Caring for indoor plants is really pretty easy. Plants need light, water and fertilizer to grow and flourish. Different plants have different requirements and some plants are easier than others. If you are a beginner – or if you are really busy and need something low maintenance – start with one of our easy care houseplants. These plants are durable, will handle a range of indoor temperatures in your home and will withstand a bit of watering neglect.


This is a key question and one you need to ask before deciding which houseplant to bring home. Light requirements are divided into 3 groups:

  • Full Sun
    4 to 6 hours a day direct sun – try a southern exposure.
  • Medium Light
    2 to 3 hours of direct sun, or 6 to 8 hours of bright indirect light, typically eastern or western exposure, or perhaps southern exposure but not placed directly near a window.
  • Low Light
    No direct sunlight, but some indirect light, or even 8 or more hours a day of electric lights (regular incandescent, fluorescent, etc.)

Some plants are more sensitive to light fluctuations than others. For best results pick a houseplant that matches your room’s available light. Look at the plant label to see its group, or just ask us.

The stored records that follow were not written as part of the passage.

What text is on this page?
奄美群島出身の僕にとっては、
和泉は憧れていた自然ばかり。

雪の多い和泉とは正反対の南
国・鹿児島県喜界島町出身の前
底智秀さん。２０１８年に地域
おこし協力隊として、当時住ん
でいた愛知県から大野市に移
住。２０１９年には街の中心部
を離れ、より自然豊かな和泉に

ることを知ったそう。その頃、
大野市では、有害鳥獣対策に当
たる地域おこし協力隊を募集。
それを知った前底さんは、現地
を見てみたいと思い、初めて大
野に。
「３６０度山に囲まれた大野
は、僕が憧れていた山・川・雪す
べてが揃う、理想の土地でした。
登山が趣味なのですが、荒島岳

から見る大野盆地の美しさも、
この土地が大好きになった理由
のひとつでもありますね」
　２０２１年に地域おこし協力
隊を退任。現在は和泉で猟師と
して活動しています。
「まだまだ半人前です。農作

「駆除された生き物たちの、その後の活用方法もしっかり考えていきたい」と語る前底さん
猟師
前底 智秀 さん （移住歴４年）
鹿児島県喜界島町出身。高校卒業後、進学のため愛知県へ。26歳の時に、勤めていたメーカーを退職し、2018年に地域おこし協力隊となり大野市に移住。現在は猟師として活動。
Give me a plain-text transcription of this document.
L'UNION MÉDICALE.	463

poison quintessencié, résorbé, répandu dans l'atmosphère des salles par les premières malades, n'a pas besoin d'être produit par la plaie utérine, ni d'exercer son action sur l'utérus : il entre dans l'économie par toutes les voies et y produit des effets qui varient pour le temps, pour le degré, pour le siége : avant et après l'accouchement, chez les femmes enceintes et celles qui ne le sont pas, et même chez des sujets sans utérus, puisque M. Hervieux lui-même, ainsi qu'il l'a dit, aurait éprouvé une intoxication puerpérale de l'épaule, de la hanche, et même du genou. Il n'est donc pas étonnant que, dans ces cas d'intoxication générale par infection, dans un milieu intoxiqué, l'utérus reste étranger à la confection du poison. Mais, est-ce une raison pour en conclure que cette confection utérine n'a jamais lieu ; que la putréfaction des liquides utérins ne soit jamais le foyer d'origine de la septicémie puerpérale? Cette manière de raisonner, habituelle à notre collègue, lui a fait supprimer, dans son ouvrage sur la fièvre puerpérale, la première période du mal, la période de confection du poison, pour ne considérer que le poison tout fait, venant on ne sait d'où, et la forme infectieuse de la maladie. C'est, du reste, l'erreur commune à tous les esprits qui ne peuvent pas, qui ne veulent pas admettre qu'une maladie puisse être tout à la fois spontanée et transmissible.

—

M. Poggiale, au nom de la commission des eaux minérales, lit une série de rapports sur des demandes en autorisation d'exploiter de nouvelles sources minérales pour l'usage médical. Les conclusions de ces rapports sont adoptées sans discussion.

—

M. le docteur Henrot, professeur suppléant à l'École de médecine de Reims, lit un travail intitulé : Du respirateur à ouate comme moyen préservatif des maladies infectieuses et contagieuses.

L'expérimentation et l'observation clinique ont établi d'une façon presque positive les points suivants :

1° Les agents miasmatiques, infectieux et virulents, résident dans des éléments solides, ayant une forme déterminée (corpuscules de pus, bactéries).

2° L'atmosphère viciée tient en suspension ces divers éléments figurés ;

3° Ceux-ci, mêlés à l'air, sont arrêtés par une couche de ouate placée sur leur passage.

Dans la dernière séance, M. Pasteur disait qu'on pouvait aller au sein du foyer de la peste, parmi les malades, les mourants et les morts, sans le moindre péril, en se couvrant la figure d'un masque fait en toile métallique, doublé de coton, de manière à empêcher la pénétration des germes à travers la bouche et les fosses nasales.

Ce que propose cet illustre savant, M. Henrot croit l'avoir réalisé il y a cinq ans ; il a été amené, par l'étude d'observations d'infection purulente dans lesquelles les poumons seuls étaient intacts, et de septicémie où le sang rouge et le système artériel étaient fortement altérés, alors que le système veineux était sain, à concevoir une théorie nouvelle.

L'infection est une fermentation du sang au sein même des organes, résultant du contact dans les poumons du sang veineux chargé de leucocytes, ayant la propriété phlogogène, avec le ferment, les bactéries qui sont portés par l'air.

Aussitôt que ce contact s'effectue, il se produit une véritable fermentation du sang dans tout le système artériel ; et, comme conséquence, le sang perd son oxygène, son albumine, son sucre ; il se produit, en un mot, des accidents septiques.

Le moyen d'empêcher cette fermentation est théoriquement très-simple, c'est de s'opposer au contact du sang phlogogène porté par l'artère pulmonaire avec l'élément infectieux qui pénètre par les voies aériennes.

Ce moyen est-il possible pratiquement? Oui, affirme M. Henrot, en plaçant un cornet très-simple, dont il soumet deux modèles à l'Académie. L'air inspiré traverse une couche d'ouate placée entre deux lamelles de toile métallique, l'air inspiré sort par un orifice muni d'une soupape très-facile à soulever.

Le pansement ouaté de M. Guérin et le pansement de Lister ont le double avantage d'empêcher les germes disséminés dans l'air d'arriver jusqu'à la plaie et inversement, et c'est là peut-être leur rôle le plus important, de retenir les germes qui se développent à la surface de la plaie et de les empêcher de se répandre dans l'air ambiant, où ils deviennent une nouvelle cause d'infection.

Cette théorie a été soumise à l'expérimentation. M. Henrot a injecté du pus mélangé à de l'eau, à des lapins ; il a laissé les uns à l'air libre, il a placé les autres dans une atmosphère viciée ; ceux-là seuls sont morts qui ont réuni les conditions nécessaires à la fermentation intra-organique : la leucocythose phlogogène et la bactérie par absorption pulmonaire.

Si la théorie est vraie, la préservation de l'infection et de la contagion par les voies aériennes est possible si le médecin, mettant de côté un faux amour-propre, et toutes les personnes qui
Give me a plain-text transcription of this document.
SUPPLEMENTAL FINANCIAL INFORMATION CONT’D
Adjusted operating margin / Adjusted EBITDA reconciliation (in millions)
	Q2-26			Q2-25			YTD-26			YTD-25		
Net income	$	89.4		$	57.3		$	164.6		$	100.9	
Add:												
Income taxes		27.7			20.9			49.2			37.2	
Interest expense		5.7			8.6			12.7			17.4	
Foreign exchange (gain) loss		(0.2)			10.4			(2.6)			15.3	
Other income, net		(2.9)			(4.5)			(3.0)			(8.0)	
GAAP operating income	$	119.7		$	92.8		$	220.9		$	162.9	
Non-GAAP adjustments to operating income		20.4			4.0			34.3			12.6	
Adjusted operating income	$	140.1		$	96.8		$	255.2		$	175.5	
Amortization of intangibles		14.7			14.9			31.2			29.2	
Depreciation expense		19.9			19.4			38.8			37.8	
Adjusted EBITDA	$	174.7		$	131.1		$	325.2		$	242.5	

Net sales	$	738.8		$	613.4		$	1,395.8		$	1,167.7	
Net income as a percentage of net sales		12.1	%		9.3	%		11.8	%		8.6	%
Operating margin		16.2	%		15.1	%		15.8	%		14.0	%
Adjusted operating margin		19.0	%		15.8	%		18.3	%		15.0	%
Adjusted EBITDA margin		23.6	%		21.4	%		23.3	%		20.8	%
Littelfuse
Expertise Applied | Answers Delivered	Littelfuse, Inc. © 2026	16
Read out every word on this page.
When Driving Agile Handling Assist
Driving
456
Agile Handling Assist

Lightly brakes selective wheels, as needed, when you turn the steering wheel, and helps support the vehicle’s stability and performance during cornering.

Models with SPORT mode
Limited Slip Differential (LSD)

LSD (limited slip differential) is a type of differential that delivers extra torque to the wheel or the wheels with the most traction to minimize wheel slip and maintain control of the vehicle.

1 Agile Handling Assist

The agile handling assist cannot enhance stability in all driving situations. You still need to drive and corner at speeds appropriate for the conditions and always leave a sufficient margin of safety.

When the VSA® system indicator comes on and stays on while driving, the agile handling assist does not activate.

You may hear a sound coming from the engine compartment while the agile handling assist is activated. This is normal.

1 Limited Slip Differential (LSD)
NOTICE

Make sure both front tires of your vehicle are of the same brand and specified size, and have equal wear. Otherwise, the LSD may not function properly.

After determining the right amount of light, you need to know a little bit about watering. Surprisingly enough, the #1 reason houseplants fail to thrive is OVERWATERING, and that is because many people look at the top surface of the soil to decide when to water. Soil often looks dry on top, even when the plant has plenty of moisture. The real question is how moist the soil is below the surface.

Stick your finger right into the soil to a depth of 2” (about to your second knuckle). Gently pull it out look near the knuckle. You should be able to see if the soil is dry, slightly moist or very wet. Sort of like a human cake tester.

  • If the soil is dry at this 2” depth, it is time to water.
  • If the soil is slightly moist, wait a day or more.
  • If the soil is downright wet at this depth, cut back on how frequently you water.

If possible, water your plants in the morning and use tepid (slightly warm) water.

Water thoroughly and slowly, but stop as soon as water runs through the drainage holes. Make sure that the soil is thoroughly wet when you are finished. If the water runs through the drainage hole too quickly, the pot may be crammed with roots and contain too little soil. In this case it may be time to repot.

It’s important not to leave excess water in the saucer – roots can rot if constantly wet. An alternative is to fill your drainage dish with a layer of small pebbles or river rocks. The rocks will keep the bottom of the pot elevated over excess water.


We regularly feed our houseplants. When you bring it home it is important to continue this care – especially if it is a flowering plant. As a rule of thumb, houseplants should be fed every other week in spring, summer and early fall. As light levels diminish in November, your plant will need less fertilization – once a month or less. Using a complete liquid fertilizer will ensure healthy, thriving plants. Follow package instruction carefully – too much fertilizer can be worse than too little.

Follow these three guidelines and even the most notorious plant killer can enjoy happy healthy plants in many rooms in their home, dorm or office.